Seule une succession sur 20 au Royaume-Uni est désormais soumise à des droits de succession (IHT), mais c'est un sujet qui suscite toujours de vives émotions. Certains groupes de réflexion affirment qu'il existe des failles dans les règles qui permettent aux plus aisés d'éviter de payer leur juste part et qui doivent être comblées, tandis que d'autres, comme la TaxPayers' Alliance, ont exhorté Rachel Reeves à exclure l'augmentation de cet « impôt sur la mort détesté ». .
Qu'est-ce que les droits de succession ?
En termes simples, il s’agit d’un impôt payé sur les actifs (propriétés, possessions et argent) d’une personne après son décès, mais seulement si elle laisse suffisamment d’argent pour dépasser un certain seuil.

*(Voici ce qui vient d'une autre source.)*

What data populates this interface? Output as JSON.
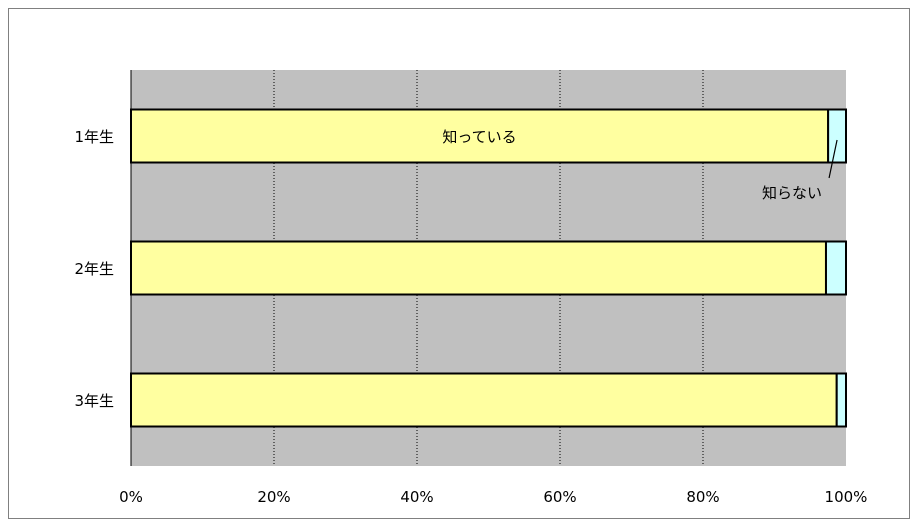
{
  "chart_data": {
    "type": "bar",
    "orientation": "horizontal",
    "stacked": "percent",
    "categories": [
      "1年生",
      "2年生",
      "3年生"
    ],
    "series": [
      {
        "name": "知っている",
        "values": [
          97.5,
          97.2,
          98.7
        ]
      },
      {
        "name": "知らない",
        "values": [
          2.5,
          2.8,
          1.3
        ]
      }
    ],
    "xlim": [
      0,
      100
    ],
    "x_ticks": [
      "0%",
      "20%",
      "40%",
      "60%",
      "80%",
      "100%"
    ],
    "grid": "vertical-dotted",
    "legend": "none",
    "title": "",
    "xlabel": "",
    "ylabel": "",
    "colors": {
      "known": "#ffffa0",
      "unknown": "#ccffff",
      "plot_background": "#c0c0c0",
      "bar_border": "#000000"
    }
  }
}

Le taux standard de l'IHT est de 40 % et il n'est facturé que sur la partie de la succession qui dépasse le seuil d'exonération d'impôt, qui s'élève désormais à 325 000 £.
Cependant, les règles sont complexes : il existe divers abattements et abattements non imposables, ainsi que des exonérations pour des éléments tels que les terres agricoles, les entreprises, les actions de sociétés cotées à la bourse Aim et les retraites.
Ceux-ci minimiseront souvent la facture IHT ou signifieront qu’il n’y a rien à payer.
Qui le paie ?
Au cours de l’année fiscale 2021-2022, 27 800 décès ont donné lieu à une factu...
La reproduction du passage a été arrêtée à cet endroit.